Naked man on the bridge one day and yesterday

The police station was attacked with a huge crowd of men, carrying firearms, sticks etc, all the shops around me had to close up, shots were fired.. and of the usual throwing of stones


----------



## Sonrisa (Sep 2, 2010)

Wow. Its so quiet here, Birds singing, dogs barking, the odd cat fight. Come over...


----------



## charleen (Apr 26, 2009)

Thats just like it is in sherouk....not much happening.


----------



## cairo tiger (Mar 16, 2013)

Have you thought about moving to a more peaceful place or is it not a possibility?


----------



## MaidenScotland (Jun 6, 2009)

Not possible... I live on the job so to speak


----------



## MaidenScotland (Jun 6, 2009)

Sonrisa said:


> Wow. Its so quiet here, Birds singing, dogs barking, the odd cat fight. Come over...

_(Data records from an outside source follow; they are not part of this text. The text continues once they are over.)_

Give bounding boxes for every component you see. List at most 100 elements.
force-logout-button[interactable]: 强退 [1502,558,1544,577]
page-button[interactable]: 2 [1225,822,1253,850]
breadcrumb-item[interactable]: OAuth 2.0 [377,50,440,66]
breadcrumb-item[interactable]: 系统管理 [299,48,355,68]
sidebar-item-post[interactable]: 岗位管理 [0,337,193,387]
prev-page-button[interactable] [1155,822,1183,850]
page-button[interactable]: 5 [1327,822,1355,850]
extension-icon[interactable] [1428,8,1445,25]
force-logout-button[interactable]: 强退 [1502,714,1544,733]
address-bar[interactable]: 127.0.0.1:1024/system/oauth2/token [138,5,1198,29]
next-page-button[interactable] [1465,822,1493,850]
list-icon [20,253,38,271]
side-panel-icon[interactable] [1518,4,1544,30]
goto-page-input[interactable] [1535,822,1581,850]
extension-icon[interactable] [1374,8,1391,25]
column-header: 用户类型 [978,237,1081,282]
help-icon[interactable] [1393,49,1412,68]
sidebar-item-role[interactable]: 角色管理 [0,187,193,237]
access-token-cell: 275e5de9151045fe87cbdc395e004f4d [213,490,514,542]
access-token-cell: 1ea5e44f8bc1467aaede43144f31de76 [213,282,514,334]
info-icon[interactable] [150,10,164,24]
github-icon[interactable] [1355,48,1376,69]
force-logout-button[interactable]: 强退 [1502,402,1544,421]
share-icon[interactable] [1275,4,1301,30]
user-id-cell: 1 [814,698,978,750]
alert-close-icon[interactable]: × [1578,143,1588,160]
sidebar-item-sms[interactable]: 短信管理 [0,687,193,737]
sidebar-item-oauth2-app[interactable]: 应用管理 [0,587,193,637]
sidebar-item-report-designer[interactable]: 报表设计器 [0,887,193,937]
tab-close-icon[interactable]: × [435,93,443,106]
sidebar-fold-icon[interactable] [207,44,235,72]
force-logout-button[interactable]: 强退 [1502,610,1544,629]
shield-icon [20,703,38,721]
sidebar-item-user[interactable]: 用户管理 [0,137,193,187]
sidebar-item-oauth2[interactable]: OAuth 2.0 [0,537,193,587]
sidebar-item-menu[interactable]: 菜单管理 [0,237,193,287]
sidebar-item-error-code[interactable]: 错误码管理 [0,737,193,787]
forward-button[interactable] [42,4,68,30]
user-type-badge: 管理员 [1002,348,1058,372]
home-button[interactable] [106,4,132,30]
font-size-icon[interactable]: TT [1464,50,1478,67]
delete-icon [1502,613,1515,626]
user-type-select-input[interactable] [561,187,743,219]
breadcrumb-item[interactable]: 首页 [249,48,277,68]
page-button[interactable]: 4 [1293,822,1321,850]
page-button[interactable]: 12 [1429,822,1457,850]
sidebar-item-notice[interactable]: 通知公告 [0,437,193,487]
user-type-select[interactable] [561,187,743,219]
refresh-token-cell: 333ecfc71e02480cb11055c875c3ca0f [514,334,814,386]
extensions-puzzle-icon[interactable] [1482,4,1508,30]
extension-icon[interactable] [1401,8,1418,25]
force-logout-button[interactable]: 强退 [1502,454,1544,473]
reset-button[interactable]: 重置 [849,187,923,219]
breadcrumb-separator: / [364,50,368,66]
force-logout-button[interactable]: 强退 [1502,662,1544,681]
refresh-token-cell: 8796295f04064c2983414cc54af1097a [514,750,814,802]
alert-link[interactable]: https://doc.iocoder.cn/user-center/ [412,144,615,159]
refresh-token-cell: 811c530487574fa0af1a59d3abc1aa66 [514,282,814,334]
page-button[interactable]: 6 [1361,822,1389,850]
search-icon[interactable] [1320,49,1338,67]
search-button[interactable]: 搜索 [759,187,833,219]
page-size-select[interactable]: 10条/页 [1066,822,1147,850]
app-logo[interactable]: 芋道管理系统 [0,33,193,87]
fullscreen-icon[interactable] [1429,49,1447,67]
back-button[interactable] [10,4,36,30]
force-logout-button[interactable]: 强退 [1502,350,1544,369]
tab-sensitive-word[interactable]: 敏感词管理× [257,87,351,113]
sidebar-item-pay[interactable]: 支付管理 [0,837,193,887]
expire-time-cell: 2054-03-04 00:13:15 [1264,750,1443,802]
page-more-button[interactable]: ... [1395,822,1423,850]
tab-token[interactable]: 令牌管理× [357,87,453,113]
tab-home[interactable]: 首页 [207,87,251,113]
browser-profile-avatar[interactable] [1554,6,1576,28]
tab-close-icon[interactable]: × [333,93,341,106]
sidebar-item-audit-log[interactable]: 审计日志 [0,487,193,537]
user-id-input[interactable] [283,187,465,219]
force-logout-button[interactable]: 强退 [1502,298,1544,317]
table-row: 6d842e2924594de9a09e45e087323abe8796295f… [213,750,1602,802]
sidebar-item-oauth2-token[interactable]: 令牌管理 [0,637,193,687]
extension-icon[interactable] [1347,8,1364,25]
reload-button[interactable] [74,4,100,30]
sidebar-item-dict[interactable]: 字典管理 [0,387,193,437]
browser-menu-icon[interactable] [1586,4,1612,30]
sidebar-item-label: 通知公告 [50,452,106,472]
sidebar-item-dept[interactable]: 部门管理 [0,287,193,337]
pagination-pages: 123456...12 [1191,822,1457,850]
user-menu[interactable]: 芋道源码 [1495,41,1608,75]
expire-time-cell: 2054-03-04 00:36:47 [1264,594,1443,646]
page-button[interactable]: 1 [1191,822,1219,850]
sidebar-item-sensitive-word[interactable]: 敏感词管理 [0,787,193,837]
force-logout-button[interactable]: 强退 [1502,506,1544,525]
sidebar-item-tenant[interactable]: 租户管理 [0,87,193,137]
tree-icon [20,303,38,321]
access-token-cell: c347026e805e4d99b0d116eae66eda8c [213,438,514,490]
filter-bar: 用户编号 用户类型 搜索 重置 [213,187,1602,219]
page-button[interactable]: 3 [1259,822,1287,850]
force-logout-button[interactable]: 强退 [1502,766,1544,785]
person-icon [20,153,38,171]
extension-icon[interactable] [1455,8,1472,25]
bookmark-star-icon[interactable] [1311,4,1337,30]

I must come and visit, been so long x


----------



## jemiljan (Nov 28, 2011)

MaidenScotland said:


> Not possible... I live on the job so to speak


Oof! My sincerest sympathies! 

All remains peaceful down here in the Maadi Bubble...


----------



## MaidenScotland (Jun 6, 2009)

I actually quite like where I live.. although if I had a choice it would be Zamalek or Maadi.
What I like about my place is that the scene outside my window is never still, always changing.
Free street theatre and there is not much free in this town


----------